2004 · Martin Scorsese
A reading · through the lens of theory
The Aviator is most fully understood as a meditation on the auteur doubled onto itself: Scorsese studying Hughes studying cinema, two compulsive imaginations for whom control of the frame is indistinguishable from control of the world. That doubling is sharpest in the film's relationship to Citizen Kane — a conscious citation, Scorsese adopting the deep-focus newsreel-and-banquet architecture and selective biographical span that construct an empire only to study its ruins. But where Kane maintains mystery through formal distance, The Aviator presses close, and Richardson's photography — the hard overhead top-light blowing out highlights, halos forming around DiCaprio's face in a "heightened, almost hallucinatory polish" — turns the film decisively toward the affection-image: the close-up as the register of feeling before action, the face caught between compulsion and command. In Hughes's OCD episodes, DiCaprio's countenance becomes a surface on which the sensory-motor chain visibly seizes; what should drive decision instead loops and fails.

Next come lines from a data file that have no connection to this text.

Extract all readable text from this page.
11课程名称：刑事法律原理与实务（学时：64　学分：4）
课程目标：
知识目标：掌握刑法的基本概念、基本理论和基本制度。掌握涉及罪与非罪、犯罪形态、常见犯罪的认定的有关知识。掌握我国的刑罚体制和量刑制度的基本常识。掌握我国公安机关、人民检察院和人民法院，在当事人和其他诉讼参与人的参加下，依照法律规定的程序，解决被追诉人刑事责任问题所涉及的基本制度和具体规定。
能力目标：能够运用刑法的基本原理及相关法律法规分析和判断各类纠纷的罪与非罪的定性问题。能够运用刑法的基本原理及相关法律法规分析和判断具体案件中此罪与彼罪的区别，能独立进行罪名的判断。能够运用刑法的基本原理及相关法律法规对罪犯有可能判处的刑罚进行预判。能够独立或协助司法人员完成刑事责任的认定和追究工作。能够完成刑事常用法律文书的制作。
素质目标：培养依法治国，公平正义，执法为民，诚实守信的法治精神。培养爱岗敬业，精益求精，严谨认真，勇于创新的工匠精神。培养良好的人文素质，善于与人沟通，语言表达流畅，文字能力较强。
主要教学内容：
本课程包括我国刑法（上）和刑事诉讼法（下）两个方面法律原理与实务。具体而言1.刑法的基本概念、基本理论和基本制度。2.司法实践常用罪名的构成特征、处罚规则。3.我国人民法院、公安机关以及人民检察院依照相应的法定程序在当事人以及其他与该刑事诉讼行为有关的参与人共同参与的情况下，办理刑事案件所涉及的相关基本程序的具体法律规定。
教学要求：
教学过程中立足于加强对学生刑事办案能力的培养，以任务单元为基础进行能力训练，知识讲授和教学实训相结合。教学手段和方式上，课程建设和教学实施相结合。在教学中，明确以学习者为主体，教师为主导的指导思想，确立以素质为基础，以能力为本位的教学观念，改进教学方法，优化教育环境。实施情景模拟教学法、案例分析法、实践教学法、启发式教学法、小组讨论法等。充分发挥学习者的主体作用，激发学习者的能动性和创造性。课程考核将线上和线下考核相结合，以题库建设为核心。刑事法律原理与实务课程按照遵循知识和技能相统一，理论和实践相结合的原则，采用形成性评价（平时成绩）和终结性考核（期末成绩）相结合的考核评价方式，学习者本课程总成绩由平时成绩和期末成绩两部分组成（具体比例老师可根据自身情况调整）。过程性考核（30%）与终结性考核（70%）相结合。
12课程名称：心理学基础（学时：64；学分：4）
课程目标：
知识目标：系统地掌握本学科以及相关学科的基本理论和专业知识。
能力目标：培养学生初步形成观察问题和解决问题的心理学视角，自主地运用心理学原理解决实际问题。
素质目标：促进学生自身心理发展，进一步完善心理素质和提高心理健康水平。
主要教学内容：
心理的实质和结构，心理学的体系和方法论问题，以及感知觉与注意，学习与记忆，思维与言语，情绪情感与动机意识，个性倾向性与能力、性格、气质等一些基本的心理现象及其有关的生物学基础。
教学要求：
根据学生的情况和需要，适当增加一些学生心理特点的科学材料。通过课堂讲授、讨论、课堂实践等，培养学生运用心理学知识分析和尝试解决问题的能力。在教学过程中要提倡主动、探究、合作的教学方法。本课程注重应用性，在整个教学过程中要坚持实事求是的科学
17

The film's color logic extends this inward pressure into something approaching the crystal-image: the digital intermediate work recreating two-strip and three-strip Technicolor palettes as "emotional weather" renders the past so vividly present that actual and virtual grow indiscernible — Hughes's obsessive interior and his historical record bleeding into one another, the ruin folded inside every triumph, until origin and empire can no longer be untangled.